While viruses change over time, most COVID-19 testing relies on exact matches of common signatures of SARS-CoV-2 for detection. Unfortunately, patients get false negative results sometimes when those tests don’t exactly match the regions targeted by tests due to changes in SAR-CoV-2. If two patients share unique genome mutations, that new information could determine whether they had direct transmission and help track and prevent additional spread. Research to expand the basic understanding of the virus’ biology could address high false negative rates, improve testing and potentially have an impact on the development of vaccines.

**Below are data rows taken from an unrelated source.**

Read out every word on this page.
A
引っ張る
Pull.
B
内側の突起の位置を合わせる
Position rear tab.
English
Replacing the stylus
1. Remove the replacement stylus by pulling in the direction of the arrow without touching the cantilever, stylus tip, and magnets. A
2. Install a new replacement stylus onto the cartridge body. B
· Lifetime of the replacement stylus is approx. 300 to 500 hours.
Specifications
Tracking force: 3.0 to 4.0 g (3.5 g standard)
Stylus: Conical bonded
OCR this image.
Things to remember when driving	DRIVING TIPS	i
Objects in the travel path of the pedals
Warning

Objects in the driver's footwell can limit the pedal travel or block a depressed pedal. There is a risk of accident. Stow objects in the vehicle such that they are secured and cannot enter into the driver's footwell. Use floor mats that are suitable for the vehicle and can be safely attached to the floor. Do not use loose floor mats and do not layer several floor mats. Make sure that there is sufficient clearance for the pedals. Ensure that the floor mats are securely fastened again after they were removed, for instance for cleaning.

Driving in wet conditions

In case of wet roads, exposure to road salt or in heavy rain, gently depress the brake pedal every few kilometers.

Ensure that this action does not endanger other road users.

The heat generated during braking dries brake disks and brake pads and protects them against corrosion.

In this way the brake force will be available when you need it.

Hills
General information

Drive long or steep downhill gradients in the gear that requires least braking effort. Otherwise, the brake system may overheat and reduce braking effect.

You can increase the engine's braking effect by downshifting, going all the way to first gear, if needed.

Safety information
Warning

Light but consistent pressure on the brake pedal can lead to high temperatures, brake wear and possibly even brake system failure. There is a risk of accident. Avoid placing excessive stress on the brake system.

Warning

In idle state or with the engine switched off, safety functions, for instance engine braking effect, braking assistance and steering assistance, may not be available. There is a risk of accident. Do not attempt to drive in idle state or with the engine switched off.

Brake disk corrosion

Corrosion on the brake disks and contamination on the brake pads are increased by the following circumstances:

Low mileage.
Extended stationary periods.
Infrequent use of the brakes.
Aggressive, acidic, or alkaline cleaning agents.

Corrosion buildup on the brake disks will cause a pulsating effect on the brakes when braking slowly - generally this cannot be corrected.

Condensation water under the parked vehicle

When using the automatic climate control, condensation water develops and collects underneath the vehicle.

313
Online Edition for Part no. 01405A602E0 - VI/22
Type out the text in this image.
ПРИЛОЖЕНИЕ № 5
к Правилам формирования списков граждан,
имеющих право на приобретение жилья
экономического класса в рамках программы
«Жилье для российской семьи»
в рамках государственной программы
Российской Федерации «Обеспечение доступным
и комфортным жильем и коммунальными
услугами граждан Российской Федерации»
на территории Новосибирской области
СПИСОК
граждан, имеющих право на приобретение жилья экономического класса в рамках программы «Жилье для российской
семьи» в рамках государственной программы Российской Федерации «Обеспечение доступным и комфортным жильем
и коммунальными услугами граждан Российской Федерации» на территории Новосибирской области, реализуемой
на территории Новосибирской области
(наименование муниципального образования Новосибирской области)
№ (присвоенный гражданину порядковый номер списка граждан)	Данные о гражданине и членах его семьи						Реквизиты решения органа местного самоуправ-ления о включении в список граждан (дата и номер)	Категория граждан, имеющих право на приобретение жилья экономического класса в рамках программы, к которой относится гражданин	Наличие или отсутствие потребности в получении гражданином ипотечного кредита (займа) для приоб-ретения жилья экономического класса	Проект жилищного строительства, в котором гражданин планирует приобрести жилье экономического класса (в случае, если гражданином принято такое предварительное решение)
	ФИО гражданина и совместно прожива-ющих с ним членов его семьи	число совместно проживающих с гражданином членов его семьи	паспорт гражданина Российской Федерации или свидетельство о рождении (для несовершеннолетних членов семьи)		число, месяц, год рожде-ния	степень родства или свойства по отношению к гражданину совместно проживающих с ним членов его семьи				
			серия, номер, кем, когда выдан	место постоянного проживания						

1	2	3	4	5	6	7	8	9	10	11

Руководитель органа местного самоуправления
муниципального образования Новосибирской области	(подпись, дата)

One of the computational challenges of the project, according to Treangen, is the vast amount of data involved. In March, there were only a few hundred SARS-CoV-2 genomes, but soon, there will be over 100,000 genomes and sequencing datasets to investigate. His research team is looking to combine machine learning with novel bioinformatic methods that scale up to the vast number of incoming SARS-CoV-2 genomes and provide efficient intra- and inter-host comparisons. These tools will allow researchers to do a deep dive into the intra-host population and track inter-host transmission.
Given the urgency of the pandemic, all results, science and findings from C3.ai awarded projects will be open-sourced and entered into the public domain. That way, other scientists can also build upon Treangen’s team’s discoveries.